If you are allergic to your pet and your reactions aren’t life-threatening, there are many ways to reduce indoor allergens and allergy symptoms so you and your pet can live together more comfortably.

If your or a family member's allergies are simply miserable, but not life-threatening, take these five steps to reduce the symptoms:

1. Create an "allergy free" zone in your home—preferably the allergic person's bedroom—and strictly prohibit the pet's access to it. Use a high-efficiency HEPA air cleaner, and consider using impermeable covers for the mattress and pillows.

2. Use HEPA air cleaners throughout the rest of the home, and avoid dust-and-dander-catching furnishings such as cloth curtains and blinds and carpeted floors. Clean frequently and thoroughly to remove dust and dander, washing articles such as couch covers and pillows, curtains, and pet beds. 

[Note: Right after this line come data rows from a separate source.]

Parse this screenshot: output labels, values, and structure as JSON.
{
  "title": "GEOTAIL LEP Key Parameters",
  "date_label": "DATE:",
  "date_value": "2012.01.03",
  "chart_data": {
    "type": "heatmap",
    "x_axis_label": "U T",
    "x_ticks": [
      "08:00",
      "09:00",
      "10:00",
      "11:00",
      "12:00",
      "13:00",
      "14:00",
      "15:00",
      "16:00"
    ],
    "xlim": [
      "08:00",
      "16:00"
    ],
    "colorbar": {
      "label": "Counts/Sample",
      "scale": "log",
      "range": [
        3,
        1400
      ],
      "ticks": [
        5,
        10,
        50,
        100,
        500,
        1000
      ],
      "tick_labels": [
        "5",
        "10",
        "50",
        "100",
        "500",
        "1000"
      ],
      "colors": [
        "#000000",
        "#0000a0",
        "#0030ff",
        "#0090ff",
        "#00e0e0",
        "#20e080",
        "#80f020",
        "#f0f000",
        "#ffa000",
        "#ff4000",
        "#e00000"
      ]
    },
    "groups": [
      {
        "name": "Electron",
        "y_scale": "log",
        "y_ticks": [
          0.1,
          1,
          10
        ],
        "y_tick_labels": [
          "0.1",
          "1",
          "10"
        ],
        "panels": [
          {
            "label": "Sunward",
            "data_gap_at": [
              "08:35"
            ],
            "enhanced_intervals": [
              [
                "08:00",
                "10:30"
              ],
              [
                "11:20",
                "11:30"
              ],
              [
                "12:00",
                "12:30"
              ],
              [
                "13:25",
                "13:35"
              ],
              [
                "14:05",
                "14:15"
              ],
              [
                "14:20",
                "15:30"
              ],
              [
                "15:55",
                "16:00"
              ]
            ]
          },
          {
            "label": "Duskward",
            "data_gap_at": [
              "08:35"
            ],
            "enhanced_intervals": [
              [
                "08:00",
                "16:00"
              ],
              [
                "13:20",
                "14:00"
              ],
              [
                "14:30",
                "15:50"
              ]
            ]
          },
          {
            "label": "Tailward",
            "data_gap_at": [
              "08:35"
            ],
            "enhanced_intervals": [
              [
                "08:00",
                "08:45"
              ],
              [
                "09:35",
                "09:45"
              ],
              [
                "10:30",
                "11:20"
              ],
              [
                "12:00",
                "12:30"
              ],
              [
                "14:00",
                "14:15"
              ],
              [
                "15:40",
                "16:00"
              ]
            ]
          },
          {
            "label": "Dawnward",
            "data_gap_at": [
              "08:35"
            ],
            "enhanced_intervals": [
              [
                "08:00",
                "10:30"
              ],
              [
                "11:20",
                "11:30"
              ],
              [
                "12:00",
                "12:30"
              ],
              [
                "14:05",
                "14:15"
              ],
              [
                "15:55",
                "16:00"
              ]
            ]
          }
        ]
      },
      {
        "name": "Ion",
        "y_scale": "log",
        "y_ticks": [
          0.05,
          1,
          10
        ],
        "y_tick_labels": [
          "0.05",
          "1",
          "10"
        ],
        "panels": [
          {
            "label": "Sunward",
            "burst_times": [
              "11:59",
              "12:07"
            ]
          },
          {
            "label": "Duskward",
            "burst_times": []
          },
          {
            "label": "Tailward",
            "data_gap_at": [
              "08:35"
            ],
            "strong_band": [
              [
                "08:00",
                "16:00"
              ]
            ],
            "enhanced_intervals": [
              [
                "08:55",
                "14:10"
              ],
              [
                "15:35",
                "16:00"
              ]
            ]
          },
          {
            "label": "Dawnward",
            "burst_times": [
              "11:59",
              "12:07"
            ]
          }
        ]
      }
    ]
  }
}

3. Bathe your pet on a weekly basis to reduce the level of allergy-causing dander (shed old skin cells). Cats can get used to being bathed, but it's critical to only use products labeled for them; kittens may need a shampoo safe for kittens. Check with your veterinarian's staff or a good book on pet care for directions about safe bathing, It's a good idea to use a shampoo recommended by your veterinarian or other animal care professional.

4. Don't be quick to blame the family pet for allergies. Ask your allergist to specifically test for allergies to pet dander. Many allergy sufferers are sensitive to more than one allergen. Reduce the overall allergen level in your environment by concentrating on all of the causes, not just the pet allergy. 

5. Try treatments. Additional treatments for allergies to pets are include immunotherapy (allergy shots), steroidal and antihistamine nose sprays and antihistamine pills. It is important to find an allergist who understands your commitment to living with your pet. A combination of approaches—medical control of symptoms, good housecleaning methods, and immunotherapy—is most likely to succeed in allowing an allergic person to live with pets.

Be glad you didn't let allergies break up a beautiful relationship

It is worth it to preserve the bond between you and your pet by checking if you are truly allergic to your pet and, if you are, to try these solutions. Join the large number of animal lovers who manage their allergies and live happily and healthily with their beloved pets.